The root of the problem is the ****eads all buying "Call of dookie MCMLXXIV", quality no longer matters in games.  The idiot sheep children will obediently march off to gamestop the second the next serving of dribble is meted out by their EA/Activision overlords... and they'll ask for seconds.  I feel so old when I say this... but, screw this generation of gamer kids.  They're all a group of hopelessly stupid ****s.  I remember playing GREAT games like The Dig, Grim Fandango, Psychonauts, Baldur's Gate; games that required THOUGHT... and actually had story.

Ok, going to /rant.   But, that's essentially your problem.  A bunch of idiots whom think mediocrity is something desirable.

post #1080 of 3156
Quote:
Originally Posted by NamelessPFG View Post

As a rule of thumb, if it's an .INI file, then you can open it up in almost any text editor because it's really just a plain text file with a fancy extension and some strings and variables that the game engine reads to configure itself. It's not that hard, if you take some time to read all the options in the file so you know what you can adjust.

 

What Creative probably should have done was compete head-on with Firelight Technologies (FMOD developers) and everyone else in making an audio middleware package for game developers...or just hand off OpenAL and all their acquired Aureal and Sensaura tech to Blue Ripple Sound (Rapture3D developers) or something, whatever it takes to make proper 3D audio in games the standard again, PC and console alike.

 

Instead, what they're doing now is sitting on it and hope that it's a selling point for their sound cards, which works on people like me who are ridiculously demanding about perfect audio support for older games and hang out at places like VOGONS, but does not work at all on people who are only interested in today's games. I see it happen time and time again here on Head-Fi.

 

Truer words rarely have been spoken :)

 

FMOD by itself is a software audio renderer but unlike the dreadful XAudio2, it actually has an hardware pipeline available for use with all cards that have features like hardware EAX up to version 2 (like Asus cards and specific onboard audio chips) as well as full-on hardware accelerated audio beyond that, up to the point where hardware OpenAL and EAX 5 can be used (X-Fi chip cards only).

 

From the start, Creative was never willing to pass on their tech to other manufacturers unless licensing deals were struck, like how Auzentech licensed the X-Fi chip and made excellent cards like the X-Fi Prelude and X-Fi Forte, but other than that there hasn't been any significant similar deals like that.

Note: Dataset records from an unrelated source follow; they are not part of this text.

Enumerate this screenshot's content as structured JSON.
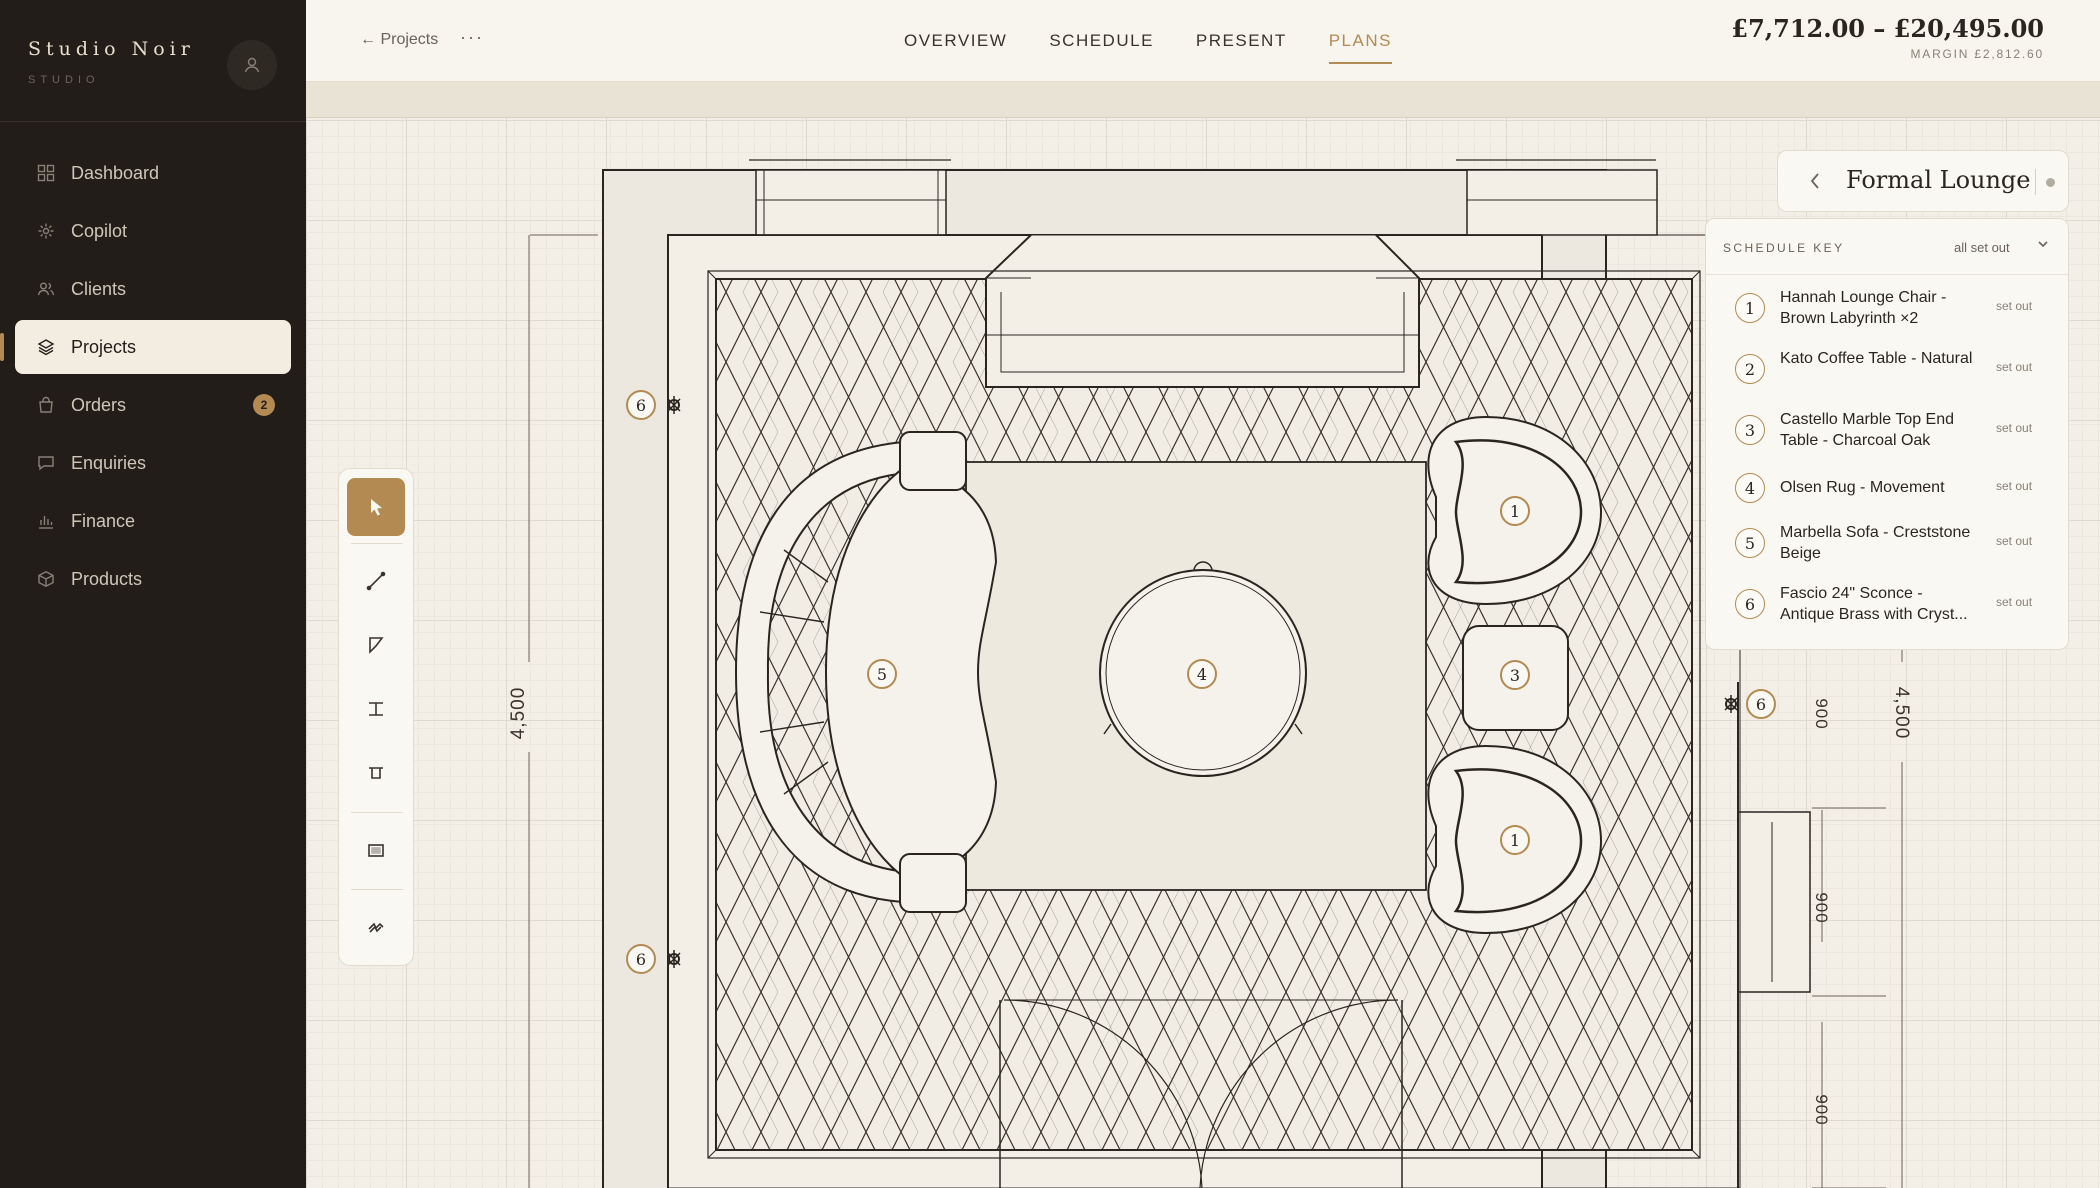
{
  "sidebar": {
    "brand_name": "Studio Noir",
    "brand_sub": "STUDIO",
    "items": [
      {
        "label": "Dashboard",
        "icon": "grid-icon"
      },
      {
        "label": "Copilot",
        "icon": "sparkle-icon"
      },
      {
        "label": "Clients",
        "icon": "users-icon"
      },
      {
        "label": "Projects",
        "icon": "layers-icon",
        "active": true
      },
      {
        "label": "Orders",
        "icon": "bag-icon",
        "badge": "2"
      },
      {
        "label": "Enquiries",
        "icon": "chat-icon"
      },
      {
        "label": "Finance",
        "icon": "bar-chart-icon"
      },
      {
        "label": "Products",
        "icon": "box-icon"
      }
    ]
  },
  "topbar": {
    "back_label": "← Projects",
    "more_label": "···",
    "tabs": [
      {
        "label": "OVERVIEW"
      },
      {
        "label": "SCHEDULE"
      },
      {
        "label": "PRESENT"
      },
      {
        "label": "PLANS",
        "active": true
      }
    ],
    "price_range": "£7,712.00 – £20,495.00",
    "margin": "MARGIN £2,812.60"
  },
  "room": {
    "title": "Formal Lounge",
    "back_icon": "chevron-left-icon"
  },
  "schedule": {
    "title": "SCHEDULE KEY",
    "filter": "all set out",
    "items": [
      {
        "num": "1",
        "name": "Hannah Lounge Chair - Brown Labyrinth ×2",
        "status": "set out"
      },
      {
        "num": "2",
        "name": "Kato Coffee Table - Natural",
        "status": "set out"
      },
      {
        "num": "3",
        "name": "Castello Marble Top End Table - Charcoal Oak",
        "status": "set out"
      },
      {
        "num": "4",
        "name": "Olsen Rug - Movement",
        "status": "set out"
      },
      {
        "num": "5",
        "name": "Marbella Sofa - Creststone Beige",
        "status": "set out"
      },
      {
        "num": "6",
        "name": "Fascio 24\" Sconce - Antique Brass with Cryst...",
        "status": "set out"
      }
    ]
  },
  "plan": {
    "markers": {
      "sofa": "5",
      "rug": "4",
      "end_table": "3",
      "chair": "1",
      "sconce": "6"
    },
    "dimensions": {
      "left": "4,500",
      "right": "4,500",
      "seg1": "900",
      "seg2": "900",
      "seg3": "900"
    }
  },
  "colors": {
    "accent": "#b38a52",
    "sidebar_bg": "#221d19",
    "canvas_bg": "#f3efe6"
  }
}
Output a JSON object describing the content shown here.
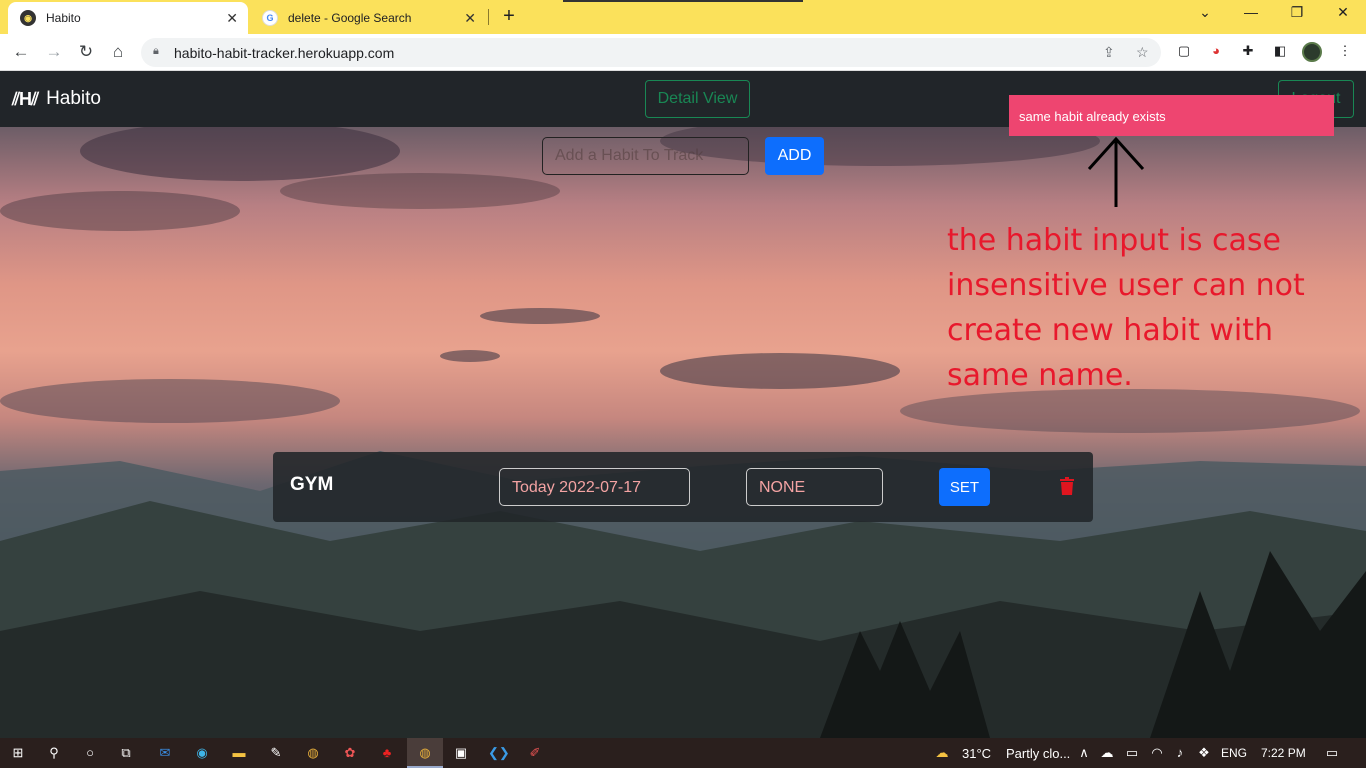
{
  "browser": {
    "tabs": [
      {
        "title": "Habito",
        "favicon": "habito-favicon-icon",
        "active": true
      },
      {
        "title": "delete - Google Search",
        "favicon": "google-favicon-icon",
        "active": false
      }
    ],
    "url": "habito-habit-tracker.herokuapp.com"
  },
  "app": {
    "brand": "Habito",
    "detail_view_label": "Detail View",
    "right_button_label": "Logout",
    "toast_message": "same habit already exists",
    "input_placeholder": "Add a Habit To Track",
    "add_label": "ADD",
    "annotation_text": "the habit input is case insensitive user can not create new habit with same name.",
    "habit": {
      "name": "GYM",
      "date": "Today 2022-07-17",
      "status": "NONE",
      "set_label": "SET"
    }
  },
  "taskbar": {
    "weather_temp": "31°C",
    "weather_desc": "Partly clo...",
    "language": "ENG",
    "time": "7:22 PM"
  },
  "colors": {
    "toast": "#ee4570",
    "primary": "#0d6efd",
    "success": "#198754",
    "annotation": "#e8182c",
    "navbar": "#212529"
  }
}
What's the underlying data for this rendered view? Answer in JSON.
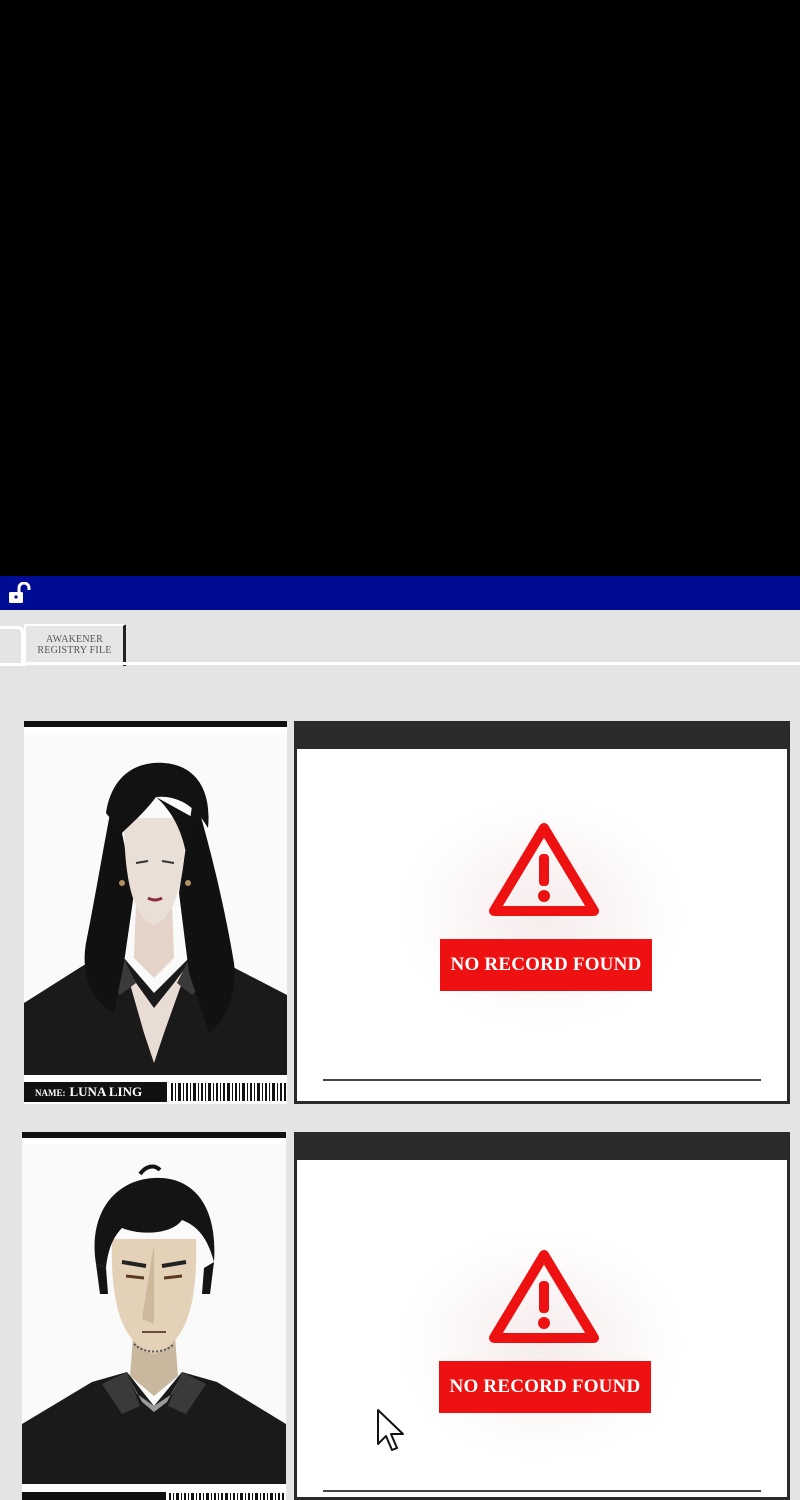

Now, they do hold what is undisputedly the best gaming audio features on the market, and I honestly think they could make their tech usage more widespread i they did something similar to what Nvidia and AMD do in terms of having optimizations for their hardware. Also, it would be important that games at stock would already be passable, but would improve immersion and competitiveness when supported audio hardware was found on the system.

 

On the legacy game audio subject, I would absolutely love if Creative provided an (even if optional) emulation system for wavetable synthesis boards like the AWE32 (moreso than the AWE64 that sometimes had issues with AWE32-supported games, and AWE64 were exceptionally rare). Games simply sounded better, SFX and BGM were simply of much higher quality.

NamelessPFG, if you do stumble upon something like AWE32 emulation, please do let me know. So far, I've only seen people trying to make DOS drivers to emulate it but hidden Creative registers have made it something hard to accomplish.

 

EDIT: Shisno, curiously Call of Duty 2 did have base hardware accelerated audio which was quite useful and provided better positional cue accuracy than stock software audio. Of course that sample quality was lower, but that was dependent on what Activision used at the time.